En ce qui concerne la culpabilité du condamné, le

jugement pénal retient ce qui suit:

"La culpabilité

du prévenu est lourde. Il s'en est pris à l'intégrité et à la liberté sexuelle

d'une jeune victime, qui avait seulement 6 ans lorsque les faits ont commencé,

et ce à plusieurs reprises. Même si les actes ont été brefs et ne se trouvent

pas au sommet de l'échelle de gravité, il n'en demeure pas moins que les

agissements ne doivent de loin pas être relativisés. Le prévenu s'en est pris à

sa petite-fille, laquelle avait toute confiance en lui pour satisfaire ses

pulsions, en profitant de son statut d'adulte et du fait qu'il était très

proche de sa victime et de toute la famille de celle-ci, laquelle est également

la sienne. Il a agi sans scrupules et mis à profit les brefs moments où il

s'est retrouvé seul avec elle pour satisfaire des besoins égoïstes. Les

infractions sont en concours. Au surplus, indépendamment de la contestation des

faits, le prévenu n'a pas eu un mot pour la souffrance de la victime ou celle

de sa mère."

Pour fixer le montant de l'indemnité due par le

condamné, à titre de réparation morale, le Tribunal correctionnel a retenu les

éléments suivants:

"En l'occurrence,

les attouchements et contraintes se sont déroulés sur plusieurs mois. Comme

mentionné plus haut, les psychologues de l'enfant ont indiqué que celle-ci a

souffert et souffre encore aujourd'hui des événements qu'elle a subis. Il faut

ajouter à ceci, comme cela est ressorti durant l'instruction, que A._______ a

même dû changer d'établissement scolaire suite à des pressions subies de la

part d'autres enfants à propos de la présente affaire. Enfin, la sexualité a

fait irruption de façon aussi inattendue que brutale dans l'existence de cette

enfant et elle a été confrontée à des abus sexuels commis par un membre de sa

famille. Tout bien considéré, la réparation morale demandée sera octroyée."

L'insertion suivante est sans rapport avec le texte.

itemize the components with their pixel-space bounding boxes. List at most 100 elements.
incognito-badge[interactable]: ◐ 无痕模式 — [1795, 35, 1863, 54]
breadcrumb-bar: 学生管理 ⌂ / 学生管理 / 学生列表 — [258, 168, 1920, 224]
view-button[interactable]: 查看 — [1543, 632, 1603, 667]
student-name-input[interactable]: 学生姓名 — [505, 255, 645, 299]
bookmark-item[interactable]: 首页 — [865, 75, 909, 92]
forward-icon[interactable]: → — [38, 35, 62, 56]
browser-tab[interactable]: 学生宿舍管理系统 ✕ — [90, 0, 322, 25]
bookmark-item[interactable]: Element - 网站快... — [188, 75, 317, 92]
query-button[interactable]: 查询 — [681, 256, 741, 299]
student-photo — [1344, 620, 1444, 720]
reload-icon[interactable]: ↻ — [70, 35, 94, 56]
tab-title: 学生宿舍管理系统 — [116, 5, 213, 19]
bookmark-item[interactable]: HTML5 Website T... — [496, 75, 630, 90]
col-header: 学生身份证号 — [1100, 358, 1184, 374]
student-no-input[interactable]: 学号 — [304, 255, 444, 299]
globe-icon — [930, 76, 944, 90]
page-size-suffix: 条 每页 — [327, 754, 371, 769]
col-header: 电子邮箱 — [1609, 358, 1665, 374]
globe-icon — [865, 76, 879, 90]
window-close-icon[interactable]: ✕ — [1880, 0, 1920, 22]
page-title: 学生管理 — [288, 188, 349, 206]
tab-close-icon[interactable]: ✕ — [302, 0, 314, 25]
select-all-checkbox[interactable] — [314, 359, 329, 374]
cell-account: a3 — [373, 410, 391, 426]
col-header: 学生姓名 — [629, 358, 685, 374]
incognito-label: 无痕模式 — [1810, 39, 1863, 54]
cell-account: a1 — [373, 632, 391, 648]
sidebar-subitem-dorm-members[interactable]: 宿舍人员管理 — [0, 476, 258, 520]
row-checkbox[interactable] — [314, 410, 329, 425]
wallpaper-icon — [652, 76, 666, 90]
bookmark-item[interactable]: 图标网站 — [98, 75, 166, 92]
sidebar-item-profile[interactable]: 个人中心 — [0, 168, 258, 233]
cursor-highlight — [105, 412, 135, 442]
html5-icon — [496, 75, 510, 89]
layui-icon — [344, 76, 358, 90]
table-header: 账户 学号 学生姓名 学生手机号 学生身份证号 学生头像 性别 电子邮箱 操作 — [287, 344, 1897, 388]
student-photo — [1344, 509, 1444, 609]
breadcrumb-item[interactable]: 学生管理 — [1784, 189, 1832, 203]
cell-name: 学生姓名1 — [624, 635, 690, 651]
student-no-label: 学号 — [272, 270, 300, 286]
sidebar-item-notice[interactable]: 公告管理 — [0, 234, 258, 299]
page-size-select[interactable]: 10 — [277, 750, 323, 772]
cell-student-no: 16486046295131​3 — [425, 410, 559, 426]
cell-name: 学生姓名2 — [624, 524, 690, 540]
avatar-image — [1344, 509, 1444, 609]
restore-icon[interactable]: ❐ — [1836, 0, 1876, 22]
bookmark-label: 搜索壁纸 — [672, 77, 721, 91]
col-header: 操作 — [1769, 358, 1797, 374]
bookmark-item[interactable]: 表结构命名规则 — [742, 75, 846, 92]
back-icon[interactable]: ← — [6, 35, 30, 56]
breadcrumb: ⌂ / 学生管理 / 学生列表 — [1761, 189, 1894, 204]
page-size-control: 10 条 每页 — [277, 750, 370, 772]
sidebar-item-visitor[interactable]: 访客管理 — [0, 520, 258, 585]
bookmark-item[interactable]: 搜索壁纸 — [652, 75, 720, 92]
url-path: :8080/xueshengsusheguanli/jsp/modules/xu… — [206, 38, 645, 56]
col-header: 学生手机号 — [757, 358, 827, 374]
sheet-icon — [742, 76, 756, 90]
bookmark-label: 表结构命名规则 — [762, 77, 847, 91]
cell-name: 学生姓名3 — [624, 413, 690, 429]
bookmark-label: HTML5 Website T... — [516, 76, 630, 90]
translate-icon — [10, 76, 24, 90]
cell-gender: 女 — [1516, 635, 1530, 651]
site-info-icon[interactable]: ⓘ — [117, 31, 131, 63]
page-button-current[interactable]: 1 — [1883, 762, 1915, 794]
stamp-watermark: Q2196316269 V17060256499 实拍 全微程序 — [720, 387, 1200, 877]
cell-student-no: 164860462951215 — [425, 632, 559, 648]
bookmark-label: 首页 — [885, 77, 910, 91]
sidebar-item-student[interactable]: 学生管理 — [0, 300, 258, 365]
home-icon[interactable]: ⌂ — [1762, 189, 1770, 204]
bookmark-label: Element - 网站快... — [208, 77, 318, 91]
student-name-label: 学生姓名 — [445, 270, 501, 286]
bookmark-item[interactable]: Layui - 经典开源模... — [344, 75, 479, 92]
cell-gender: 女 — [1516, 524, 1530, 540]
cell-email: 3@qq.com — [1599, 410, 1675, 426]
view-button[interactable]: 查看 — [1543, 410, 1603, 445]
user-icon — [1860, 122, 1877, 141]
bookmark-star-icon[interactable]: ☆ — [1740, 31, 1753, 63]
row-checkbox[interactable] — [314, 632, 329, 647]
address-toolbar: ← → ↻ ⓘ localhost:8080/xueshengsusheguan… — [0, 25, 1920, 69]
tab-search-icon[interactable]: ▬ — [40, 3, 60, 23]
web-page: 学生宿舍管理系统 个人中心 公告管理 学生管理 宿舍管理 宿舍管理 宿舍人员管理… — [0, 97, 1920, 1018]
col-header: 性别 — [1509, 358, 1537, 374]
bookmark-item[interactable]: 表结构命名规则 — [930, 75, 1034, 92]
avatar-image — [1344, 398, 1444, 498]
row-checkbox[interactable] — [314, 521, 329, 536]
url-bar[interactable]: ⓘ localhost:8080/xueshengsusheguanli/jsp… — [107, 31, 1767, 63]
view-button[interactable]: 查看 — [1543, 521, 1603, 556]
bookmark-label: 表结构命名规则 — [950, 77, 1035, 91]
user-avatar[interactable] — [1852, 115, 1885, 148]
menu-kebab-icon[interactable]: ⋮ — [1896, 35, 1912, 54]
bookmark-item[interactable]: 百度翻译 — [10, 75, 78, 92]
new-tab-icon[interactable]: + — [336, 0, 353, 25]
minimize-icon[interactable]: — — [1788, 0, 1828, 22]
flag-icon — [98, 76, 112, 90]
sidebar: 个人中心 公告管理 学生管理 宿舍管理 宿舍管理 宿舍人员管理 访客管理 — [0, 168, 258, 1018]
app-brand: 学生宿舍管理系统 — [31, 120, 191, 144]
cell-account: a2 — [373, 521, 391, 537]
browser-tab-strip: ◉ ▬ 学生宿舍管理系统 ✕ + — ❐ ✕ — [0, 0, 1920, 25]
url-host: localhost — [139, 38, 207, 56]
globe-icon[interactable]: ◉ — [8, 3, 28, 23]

Le 12 avril 2021, B._______ a retiré l'appel qu'il

avait interjeté contre ce jugement, lequel est ainsi entré en force.

B.

La Justice de paix du district du Jura-Nord vaudois a institué une

mesure de curatelle de représentation de mineur en faveur de A._______ et

désigné Me Germain Quach, avocat, en qualité de curateur avec la tâche de la

représenter dans le cadre de la procédure pénale. La mission du curateur a été

étendue le 4 novembre 2021, Me Quach étant désormais chargé de représenter

l'enfant pour toute démarche ou procédure utile en lien avec le recouvrement de

l'indemnité pour tort moral allouée par le jugement du Tribunal correctionnel.

C.

Le 15 novembre 2021, l'enfant A._______, représentée par son curateur, s'est

adressée à la Direction générale des affaires institutionnelles et des communes

(DGAIC), en tant qu'autorité d'indemnisation LAVI, pour lui demander de prendre

en charge le montant de 12'000 francs à titre de réparation morale. A._______

exposait que compte tenu de sa situation financière, B._______ ne serait pas en

mesure de s'acquitter du montant dû. A l'appui de sa requête, elle a transmis

le rapport des psychologues de l'Unité des Boréales du 4 février 2021.

D.

Par décision du 22 mars 2022, la DGAIC a partiellement admis la demande

d'indemnisation de A._______ et dit que l'Etat de Vaud lui allouait la somme de

5'000 francs, valeur échue, à titre de réparation morale fondée sur l'art. 22

al. 1 de la loi fédérale du 23 mars 2007 sur l'aide aux victimes d'infractions

(LAVI; RS 312.5). Dans sa décision, l'autorité d'indemnisation LAVI se réfère à

la pratique des autorités administratives et des tribunaux ainsi qu'au Guide

relatif à la fixation du montant de la réparation morale selon la loi sur

l'aide aux victimes publié par l'Office fédéral de la Justice en octobre 2019.

Sur la base de ces éléments et au vu des circonstances du cas d'espèce, elle a

fixé à 5'000 francs le montant de la réparation morale allouée.

E.

Le 2 mai 2022, A._______, toujours représentée par son curateur, a

recouru contre cette décision devant la Cour de droit administratif et public

du Tribunal cantonal. Elle conclut principalement à la réforme de la décision

attaquée, en ce sens que le montant alloué à titre de réparation morale est

fixé à 10'000 francs, et subsidiairement à l'annulation de cette décision et au

renvoi du dossier à l'autorité intimée pour nouvelle décision.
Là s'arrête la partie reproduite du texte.